Ignacio Herrera Anchustegui is a final year Ph.D. candidate at the Faculty of Law of the University of Bergen and member of the Bergen Center for Competition Law & Economics (BECCLE). His Ph.D. research project, entitled “The EU/EEA Competition Law Regulation of Buyer Power” is supervised by Ass. Prof. Ronny Gjendemsjø and Prof. Erling Hjelmeng. Ignacio is also the lecturer of the EU/EEA Public Procurement Course at the University of Bergen. His research interests cover buyer power regulation, public procurement, sectoral competition regulation applicable to electricity, oil and natural gas, competition philosophy and comparative antitrust.
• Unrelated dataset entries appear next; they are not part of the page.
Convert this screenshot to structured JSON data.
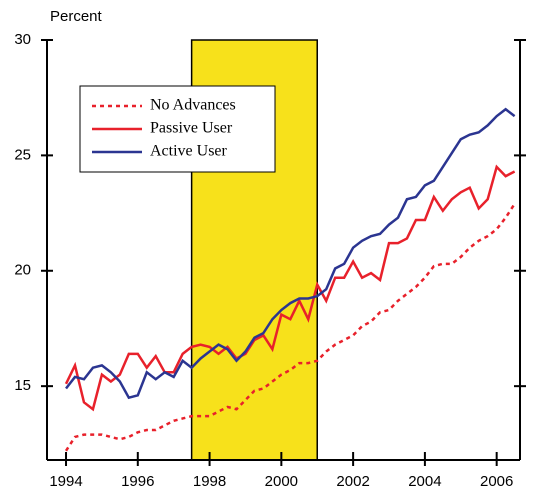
{
  "chart_data": {
    "type": "line",
    "y_label": "Percent",
    "xlim": [
      1993.47,
      2006.65
    ],
    "ylim": [
      11.8,
      30
    ],
    "xticks": [
      1994,
      1996,
      1998,
      2000,
      2002,
      2004,
      2006
    ],
    "yticks": [
      15,
      20,
      25,
      30
    ],
    "shaded_region": [
      1997.5,
      2001
    ],
    "shaded_color": "#f7e11b",
    "legend": "upper left",
    "x": [
      1994,
      1994.25,
      1994.5,
      1994.75,
      1995,
      1995.25,
      1995.5,
      1995.75,
      1996,
      1996.25,
      1996.5,
      1996.75,
      1997,
      1997.25,
      1997.5,
      1997.75,
      1998,
      1998.25,
      1998.5,
      1998.75,
      1999,
      1999.25,
      1999.5,
      1999.75,
      2000,
      2000.25,
      2000.5,
      2000.75,
      2001,
      2001.25,
      2001.5,
      2001.75,
      2002,
      2002.25,
      2002.5,
      2002.75,
      2003,
      2003.25,
      2003.5,
      2003.75,
      2004,
      2004.25,
      2004.5,
      2004.75,
      2005,
      2005.25,
      2005.5,
      2005.75,
      2006,
      2006.25,
      2006.5
    ],
    "series": [
      {
        "name": "No Advances",
        "color": "#e8212b",
        "style": "dotted",
        "values": [
          12.2,
          12.8,
          12.9,
          12.9,
          12.9,
          12.8,
          12.7,
          12.8,
          13.0,
          13.1,
          13.1,
          13.3,
          13.5,
          13.6,
          13.7,
          13.7,
          13.7,
          13.9,
          14.1,
          14.0,
          14.4,
          14.8,
          14.9,
          15.2,
          15.5,
          15.7,
          16.0,
          16.0,
          16.1,
          16.5,
          16.8,
          17.0,
          17.2,
          17.6,
          17.8,
          18.2,
          18.3,
          18.7,
          19.0,
          19.3,
          19.7,
          20.2,
          20.3,
          20.3,
          20.6,
          21.0,
          21.3,
          21.5,
          21.8,
          22.3,
          22.9
        ]
      },
      {
        "name": "Passive User",
        "color": "#e8212b",
        "style": "solid",
        "values": [
          15.1,
          15.9,
          14.3,
          14.0,
          15.5,
          15.2,
          15.5,
          16.4,
          16.4,
          15.8,
          16.3,
          15.6,
          15.6,
          16.4,
          16.7,
          16.8,
          16.7,
          16.4,
          16.7,
          16.2,
          16.4,
          17.0,
          17.2,
          16.6,
          18.1,
          17.9,
          18.7,
          17.9,
          19.4,
          18.7,
          19.7,
          19.7,
          20.4,
          19.7,
          19.9,
          19.6,
          21.2,
          21.2,
          21.4,
          22.2,
          22.2,
          23.2,
          22.6,
          23.1,
          23.4,
          23.6,
          22.7,
          23.1,
          24.5,
          24.1,
          24.3
        ]
      },
      {
        "name": "Active User",
        "color": "#2b3591",
        "style": "solid",
        "values": [
          14.9,
          15.4,
          15.3,
          15.8,
          15.9,
          15.6,
          15.2,
          14.5,
          14.6,
          15.6,
          15.3,
          15.6,
          15.4,
          16.1,
          15.8,
          16.2,
          16.5,
          16.8,
          16.6,
          16.1,
          16.5,
          17.1,
          17.3,
          17.9,
          18.3,
          18.6,
          18.8,
          18.8,
          18.9,
          19.2,
          20.1,
          20.3,
          21.0,
          21.3,
          21.5,
          21.6,
          22.0,
          22.3,
          23.1,
          23.2,
          23.7,
          23.9,
          24.5,
          25.1,
          25.7,
          25.9,
          26.0,
          26.3,
          26.7,
          27.0,
          26.7
        ]
      }
    ]
  }
}
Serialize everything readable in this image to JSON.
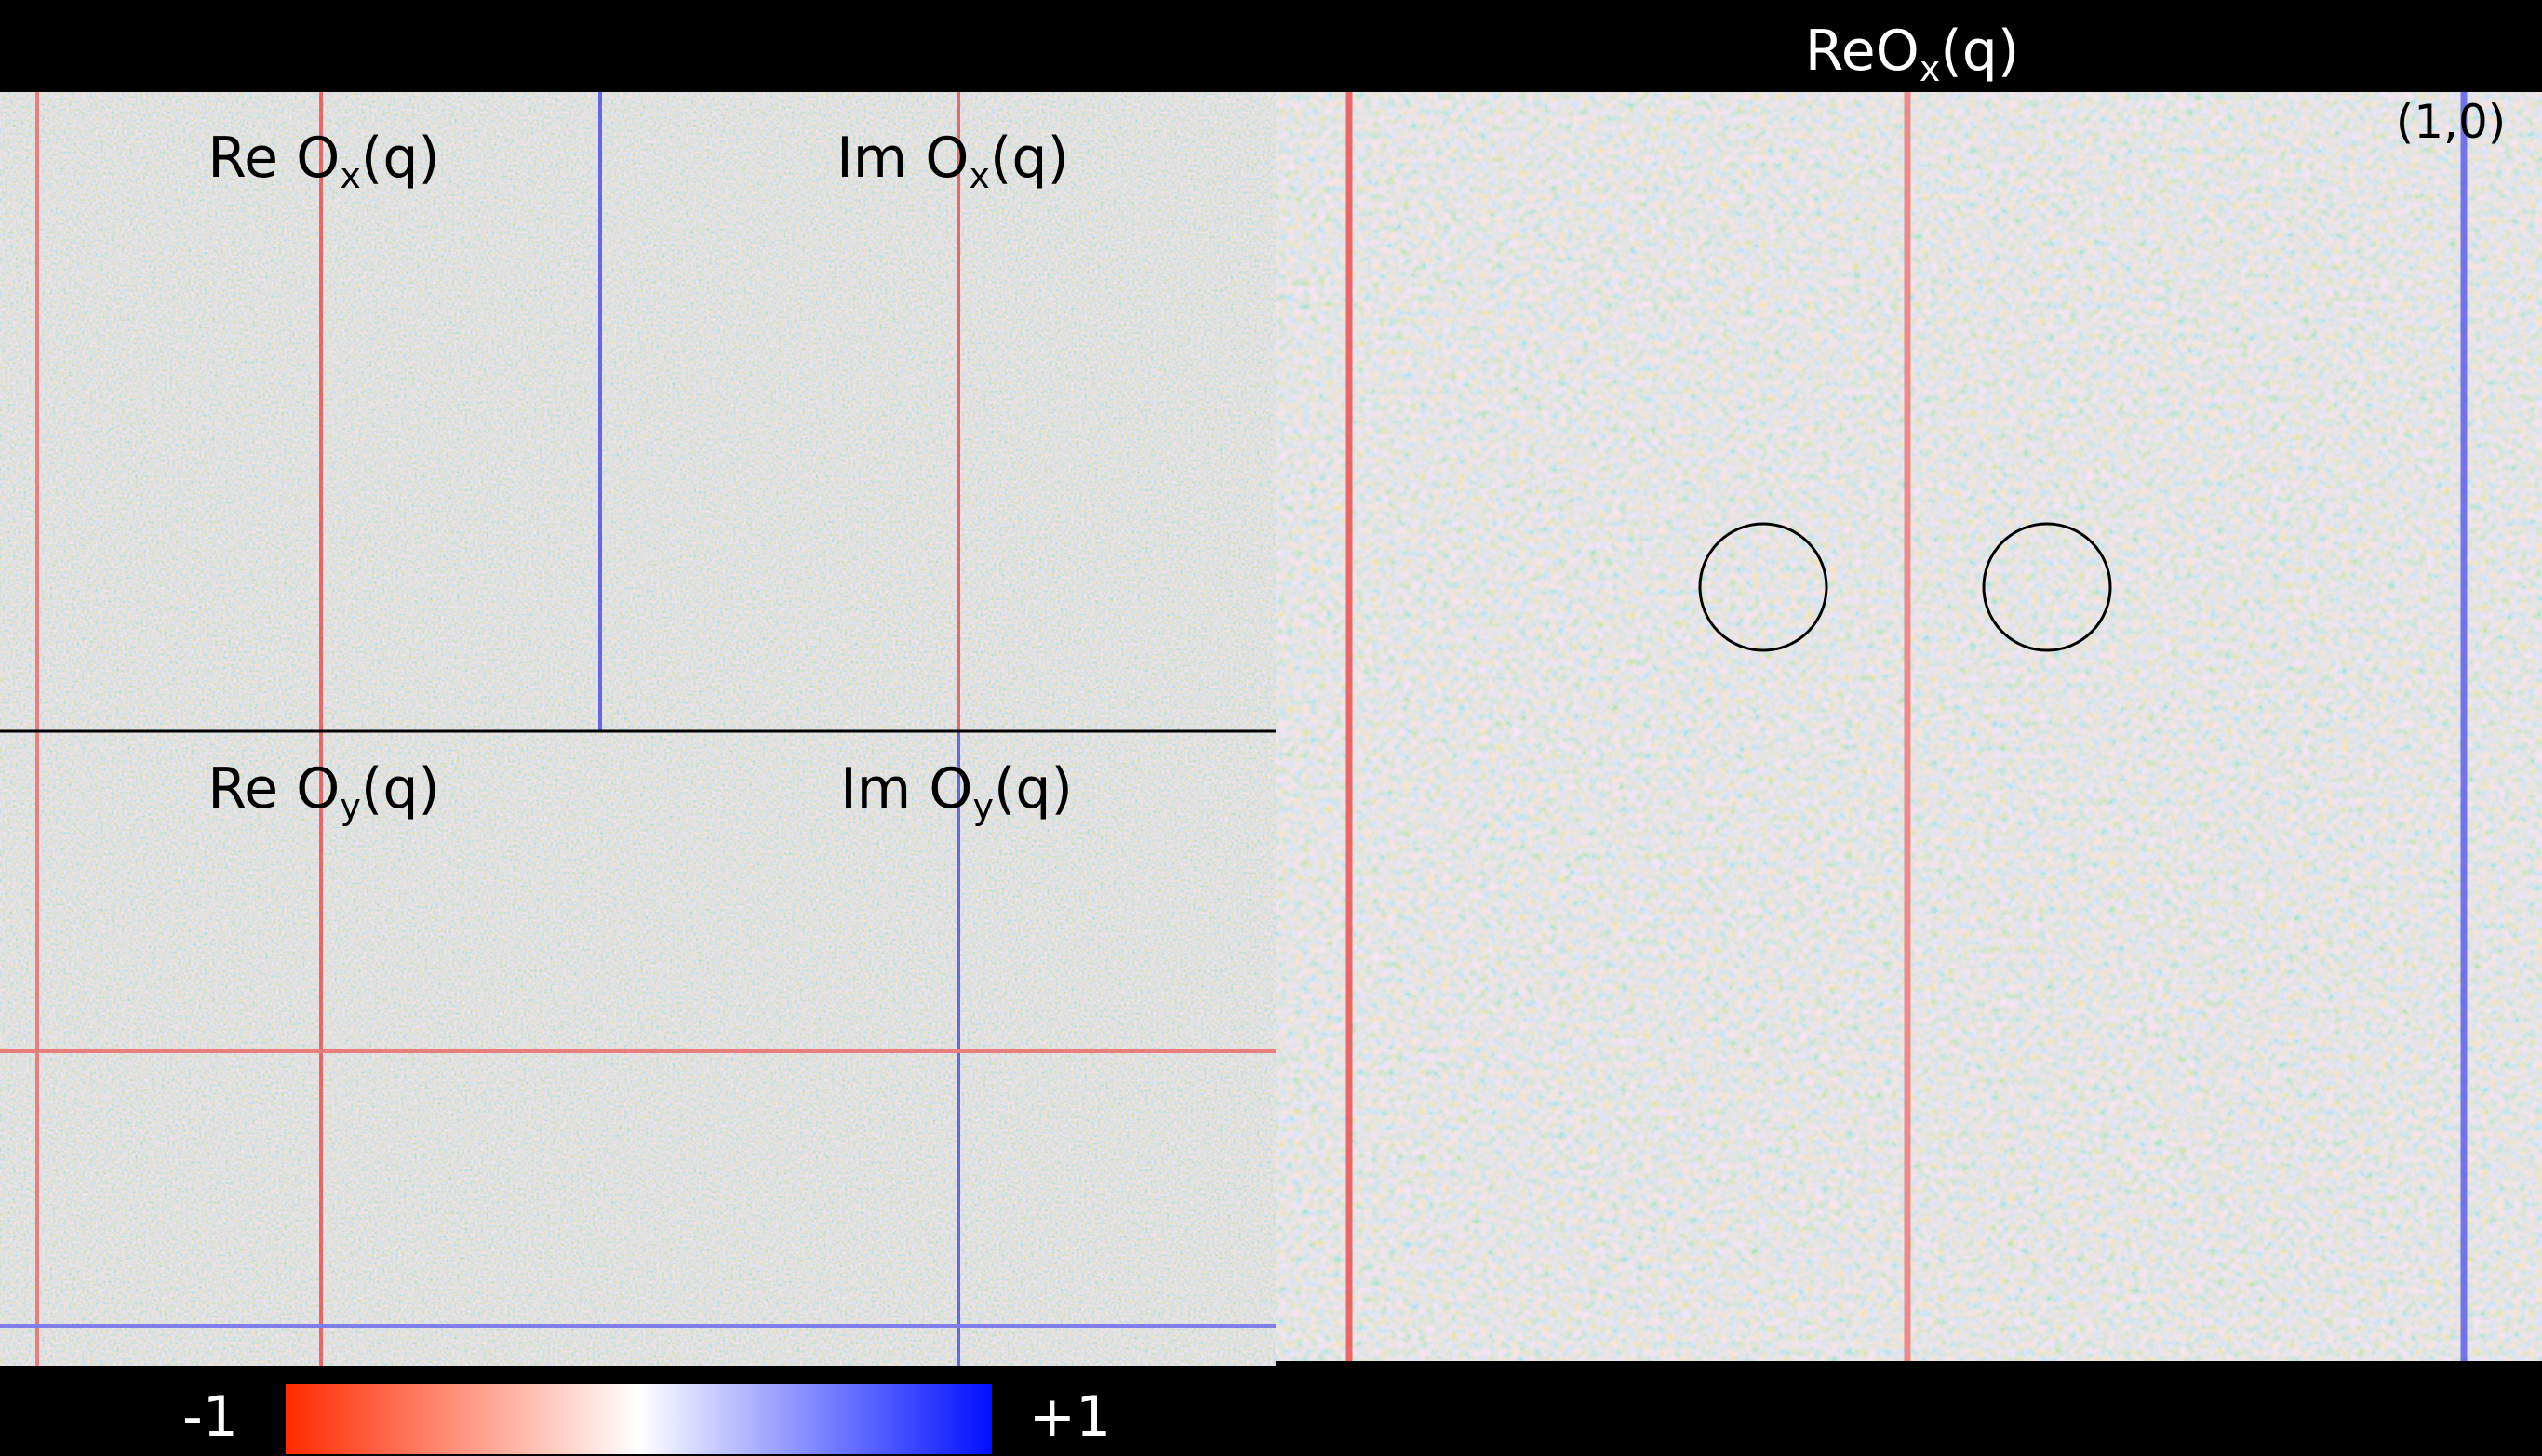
{
  "title": {
    "base": "ReO",
    "sub": "x",
    "tail": "(q)"
  },
  "panels": [
    {
      "base": "Re O",
      "sub": "x",
      "tail": "(q)"
    },
    {
      "base": "Im O",
      "sub": "x",
      "tail": "(q)"
    },
    {
      "base": "Re O",
      "sub": "y",
      "tail": "(q)"
    },
    {
      "base": "Im O",
      "sub": "y",
      "tail": "(q)"
    }
  ],
  "zoom_label": "(1,0)",
  "colorbar": {
    "min_label": "-1",
    "max_label": "+1"
  }
}
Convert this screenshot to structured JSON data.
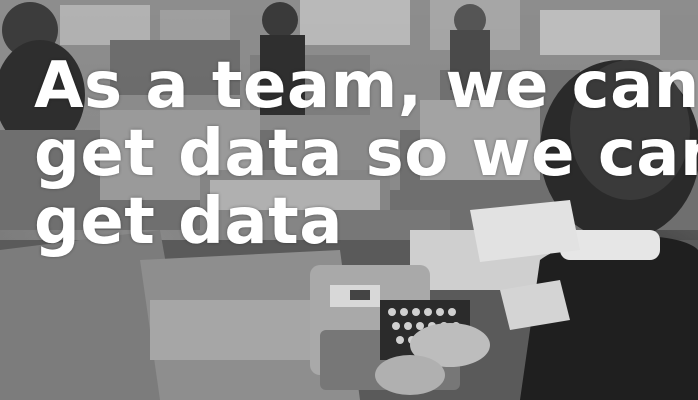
{
  "image": {
    "kind": "photo-with-caption",
    "tone": "black-and-white",
    "scene_icon": "office-typewriters-photo"
  },
  "caption": {
    "lines": [
      "As a team, we can",
      "get data so we can",
      "get data"
    ],
    "color": "#ffffff"
  }
}
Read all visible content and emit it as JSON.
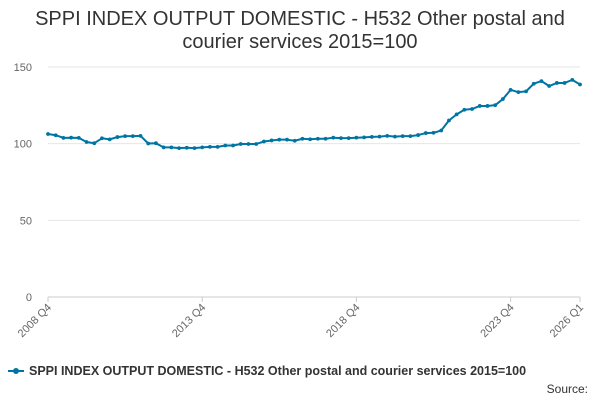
{
  "title_line1": "SPPI INDEX OUTPUT DOMESTIC - H532 Other postal and",
  "title_line2": "courier services 2015=100",
  "source_label": "Source:",
  "colors": {
    "series": "#0075a3",
    "grid": "#e6e6e6",
    "axis_text": "#666666",
    "text": "#333333"
  },
  "chart_data": {
    "type": "line",
    "title": "SPPI INDEX OUTPUT DOMESTIC - H532 Other postal and courier services 2015=100",
    "x_start": "2008 Q4",
    "x_end": "2026 Q1",
    "x_tick_labels": [
      "2008 Q4",
      "2013 Q4",
      "2018 Q4",
      "2023 Q4",
      "2026 Q1"
    ],
    "ylim": [
      0,
      150
    ],
    "y_ticks": [
      0,
      50,
      100,
      150
    ],
    "grid": true,
    "legend": "bottom",
    "series": [
      {
        "name": "SPPI INDEX OUTPUT DOMESTIC - H532 Other postal and courier services 2015=100",
        "values": [
          106.3,
          105.5,
          103.8,
          103.9,
          103.8,
          101.1,
          100.3,
          103.5,
          102.8,
          104.3,
          104.9,
          104.9,
          105.1,
          100.1,
          100.3,
          97.6,
          97.6,
          97.1,
          97.3,
          97.1,
          97.6,
          97.9,
          97.9,
          98.8,
          98.8,
          99.8,
          99.8,
          99.8,
          101.4,
          102.1,
          102.6,
          102.6,
          101.9,
          103.2,
          102.9,
          103.2,
          103.2,
          103.9,
          103.6,
          103.6,
          103.9,
          104.1,
          104.4,
          104.6,
          105.1,
          104.6,
          104.9,
          104.9,
          105.6,
          106.9,
          107.1,
          108.6,
          115.1,
          119.1,
          122.1,
          122.6,
          124.6,
          124.6,
          125.1,
          129.1,
          135.1,
          133.6,
          134.1,
          139.1,
          140.8,
          137.6,
          139.6,
          139.6,
          141.6,
          138.6
        ]
      }
    ]
  }
}
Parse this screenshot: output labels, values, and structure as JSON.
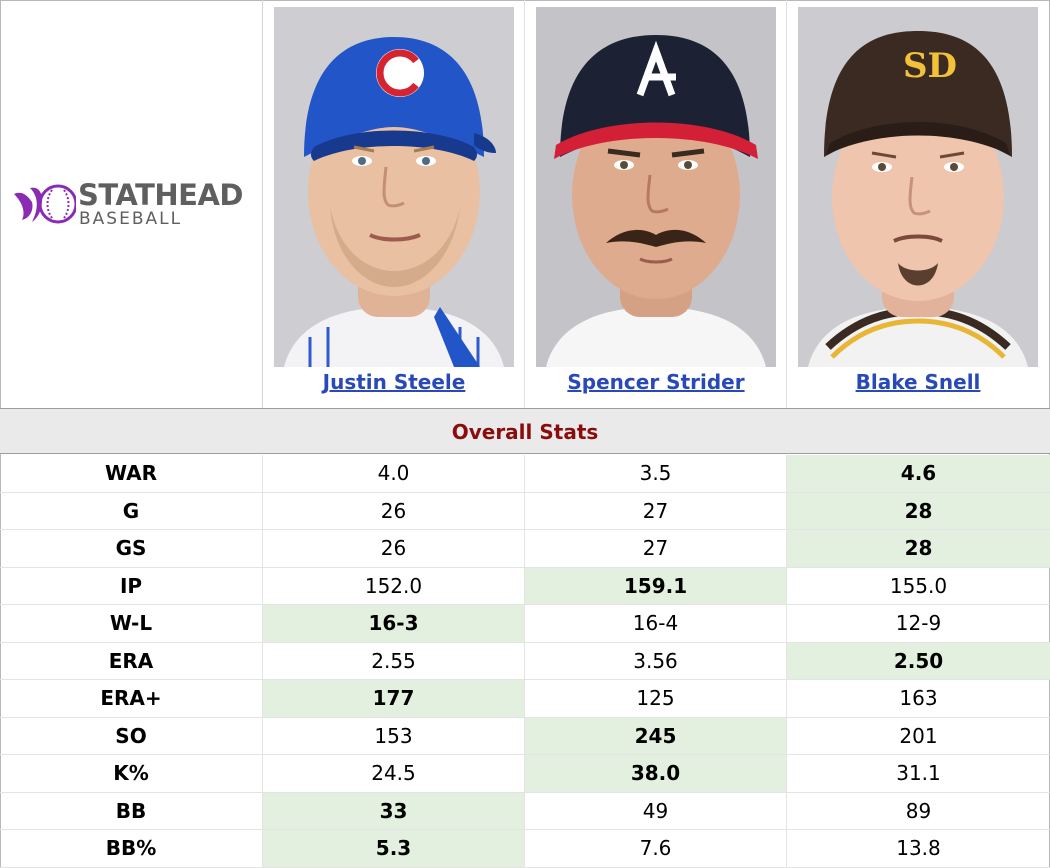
{
  "logo": {
    "line1": "STATHEAD",
    "line2": "BASEBALL",
    "accent": "#8a2bb5"
  },
  "players": [
    {
      "name": "Justin Steele",
      "team_icon": "cubs-c-icon",
      "cap_color": "#2255c8",
      "logo_color": "#d5232f"
    },
    {
      "name": "Spencer Strider",
      "team_icon": "braves-a-icon",
      "cap_color": "#1c2233",
      "logo_color": "#ffffff"
    },
    {
      "name": "Blake Snell",
      "team_icon": "padres-sd-icon",
      "cap_color": "#3a2a22",
      "logo_color": "#f2c039"
    }
  ],
  "section_title": "Overall Stats",
  "colors": {
    "section_title": "#8a0c0c",
    "link": "#2a49b8",
    "highlight": "#e3efdf"
  },
  "stats": [
    {
      "label": "WAR",
      "values": [
        "4.0",
        "3.5",
        "4.6"
      ],
      "best": 2
    },
    {
      "label": "G",
      "values": [
        "26",
        "27",
        "28"
      ],
      "best": 2
    },
    {
      "label": "GS",
      "values": [
        "26",
        "27",
        "28"
      ],
      "best": 2
    },
    {
      "label": "IP",
      "values": [
        "152.0",
        "159.1",
        "155.0"
      ],
      "best": 1
    },
    {
      "label": "W-L",
      "values": [
        "16-3",
        "16-4",
        "12-9"
      ],
      "best": 0
    },
    {
      "label": "ERA",
      "values": [
        "2.55",
        "3.56",
        "2.50"
      ],
      "best": 2
    },
    {
      "label": "ERA+",
      "values": [
        "177",
        "125",
        "163"
      ],
      "best": 0
    },
    {
      "label": "SO",
      "values": [
        "153",
        "245",
        "201"
      ],
      "best": 1
    },
    {
      "label": "K%",
      "values": [
        "24.5",
        "38.0",
        "31.1"
      ],
      "best": 1
    },
    {
      "label": "BB",
      "values": [
        "33",
        "49",
        "89"
      ],
      "best": 0
    },
    {
      "label": "BB%",
      "values": [
        "5.3",
        "7.6",
        "13.8"
      ],
      "best": 0
    }
  ]
}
He holds a law degree summa cum laude (2008) from the Catholic University Andrés Bello, Venezuela, and an LL.M. in European and International Business Law with honors (2012) from the University of Vienna, Austria. He worked in his native Venezuela for several years as an attorney, as well as Academic Assistant pro bono at the Catholic University Andrés Bello. Later he interned at the United Nations Office on Drugs and Crime (UNODC) Vienna in 2012. During the course of his Ph.D. studies he has published in the fields of EU competition law and public procurement law as well as having carried out research visits in several institutions in Europe and the US.
Ignacio has been awarded a four-year post-doctoral research grant by Statoil ASA as part of the Akademia-Avtalen research collaboration scheme with the University of Bergen to carry out research concerning the economic regulation of energy markets within EU/EEA Competition and Public Procurement Law. In connection with this research project, and thanks to the Scholar-in-Residence Program scholarship, during his visit to Washington D.C, he will carry out a study concerning the Antitrust Regulation of Electricity and Natural Gas Markets from an EU-US comparative perspective. He will deal with the regulatory means employed in the US and the EU concerning the ownership unbundling process, the prevention of third-party non-discriminatory access to the distribution networks of electricity and natural gas, and the transition from a direct government regulation to a market-based system. Furthermore, he will investigate the scope and applicability of the essential facilities doctrine, with a particular emphasis in the energy sector. His objective is to determine whether there is or should be a different approach to third-party access concerning energy distribution in comparison to general antitrust law.